Anyone who watches or records live TV or uses iPlayer without a TV licence is currently guilty of a criminal offence and can go to prison. Baroness Morgan said it was time to think about keeping the fee "relevant" in a "changing media landscape".

The BBC said in a 2015 review that the current system was the fairest and claims decriminalisation would cost it £200m a year.

The consultation will last eight weeks and end with the government publishing a response in the summer. Decriminalisation would mean non-payment becoming a civil offence similar to non-payment of council tax or an electricity bill.

Ahead of a speech today, Baroness Morgan said many people thought it wrong that "you can be imprisoned for not paying the TV licence and its enforcement punishes the vulnerable".

"We are launching a public consultation to make sure we have a fair and proportionate approach to licence fee penalties and payments, that protects those most in need in society," she added.

The Culture Secretary is also to announce a new flexible payment scheme, called the Simple Payment Plan, to help those struggling to pay, including the over-75s.

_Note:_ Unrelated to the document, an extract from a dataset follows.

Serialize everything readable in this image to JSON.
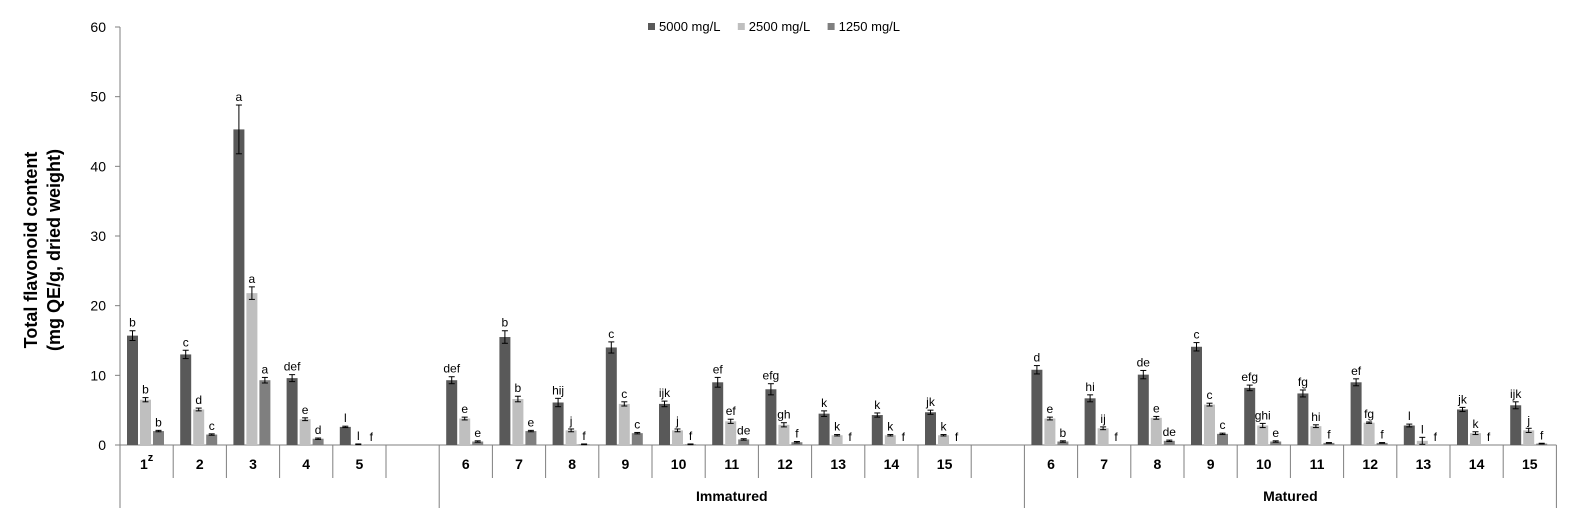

It will allow people to spread the cost of the licence fee out into a number of manageable instalments.

"This will help prepare the BBC and public service broadcasting for the future and make sure it continues to work for our society, our economy, and the public which funds it," she said.

Confirmation of the consultation comes two days after it was announced the fee is to increase by £3, from £154.50 to £157.50, from 1 April 2020. It also follows the controversy last year over the decision to scrap free licences for some over-75s.

From June, only over-75s who are claiming pension credit will be eligible to a free licence. In a statement, the BBC said "a detailed government-commissioned review (in 2015) found the current system to be the fairest and most effective".

"It did not recommend change - in part because the current system is effective in ensuring payment with very few people ever going to prison.

"If there are changes, they must be fair to law abiding licence fee payers and delivered in a way that doesn't fundamentally undermine the BBC's ability to deliver the services they love."

Morgan said the world in which the BBC and licence fee were set up “has changed beyond all recognition”. She added: “The pace of change is fast and it is only going to get faster.

“The broadcasters that don't remain relevant will find themselves left behind by the viewers. Public service broadcasting is too important to allow it to become a relic like Blockbuster.”